Meantime, lest anything should be wanting, that could have contributed to the elucidation on a point of such supreme importance, follows in the next chapter a concluding and more particular view of the grounds, on which, on the occasion of his visit to the temple, the intention of deliberate perjury was found necessary to be imputed to him.
FOOTNOTES:
[53] Acts 21:16. "There went with us also certain of the disciples of Cæsarea, and brought with them one Mnason of Cyprus, an old disciple, with whom we should lodge."
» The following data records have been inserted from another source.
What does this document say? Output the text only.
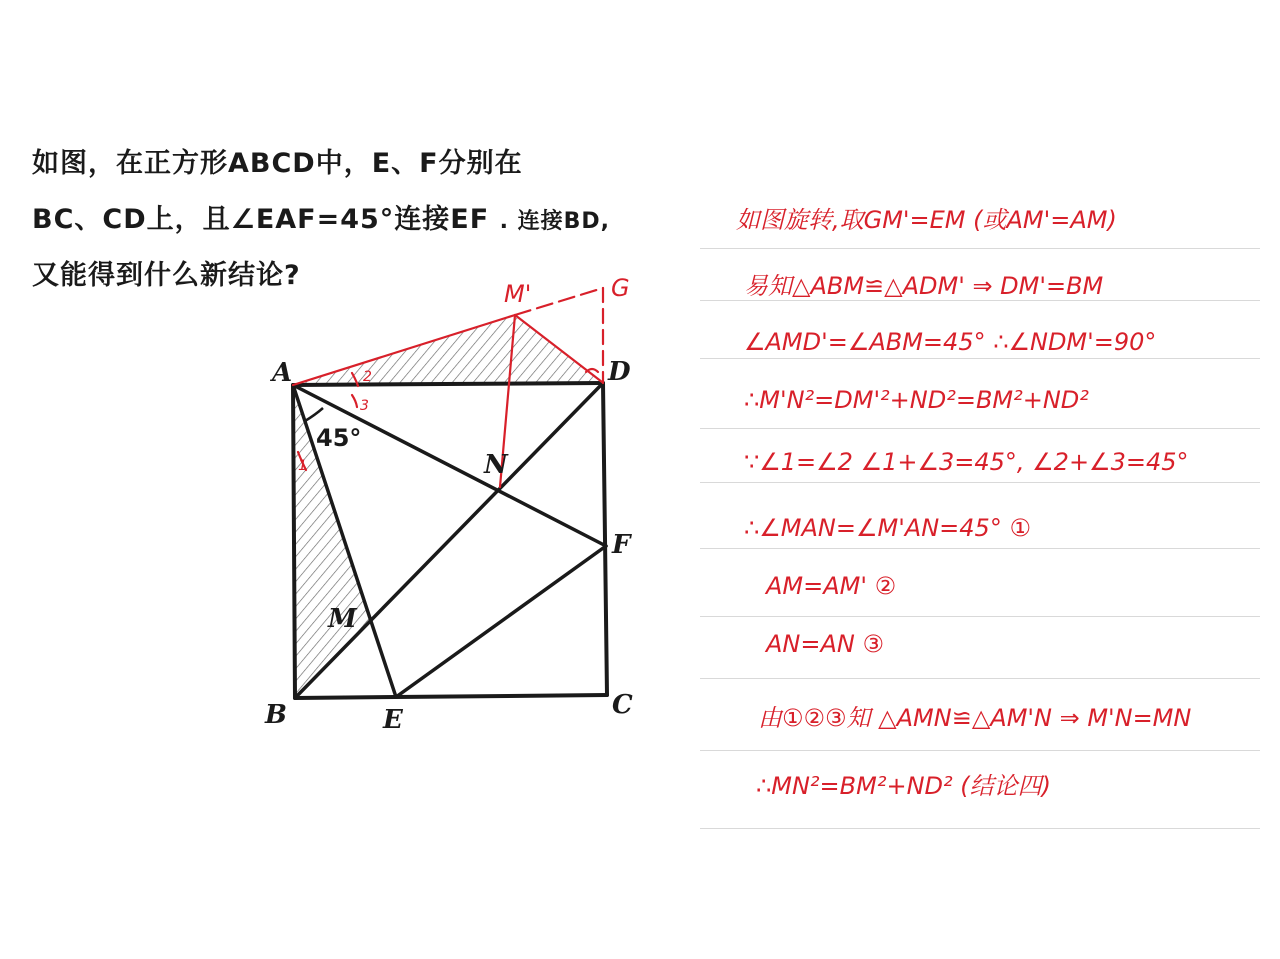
如图，在正方形ABCD中，E、F分别在
BC、CD上，且∠EAF=45°连接EF . 连接BD,
又能得到什么新结论?
A	D
B	C
E
F
M
N
45°
M'	G
1
2
3
如图旋转,取GM'=EM (或AM'=AM)
易知△ABM≌△ADM' ⇒ DM'=BM
∠AMD'=∠ABM=45° ∴∠NDM'=90°
∴M'N²=DM'²+ND²=BM²+ND²
∵∠1=∠2 ∠1+∠3=45°, ∠2+∠3=45°
∴∠MAN=∠M'AN=45° ①
AM=AM' ②
AN=AN ③
由①②③知 △AMN≌△AM'N ⇒ M'N=MN
∴MN²=BM²+ND² (结论四)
[54] 2 Cor. 12:12. "Truly the signs of an Apostle were wrought among you in all patience, in signs, and wonders, and mighty deeds." Not that, by the words assigns and wonders, when used by Paul, anything more was meant, than what, but a few years after, was, according to him, doing, or about to be done, by Antichrist. 2 Thess. 2:9. "Even him, whose coming is, after the manner of Satan, with all powers, and signs, and lying wonders." Lying is, indeed, the adjunct prefixed, in this instance; but, lying or not lying, if Paul be believed, they failed not to produce the effect intended by them. Signs and wonders being such equivocal thing, no great wonder if—writing at Corinth to nobody knows what disciples of his at Rome, A.D. 58, Rom. 15:18, 19,—he could venture, if this was venturing, to speak of what he had been doing in Jerusalem and Illyricum, in the same terms. "For I will not dare to speak, says he, of any of those things which Christ has not wrought by me, to make the Gentiles obedient by word and deed.—Through mighty signs and wonders, by the power of the Spirit of God; so that from Jerusalem, and round about, unto Illyricum, I have fully preached the Gospel of Christ."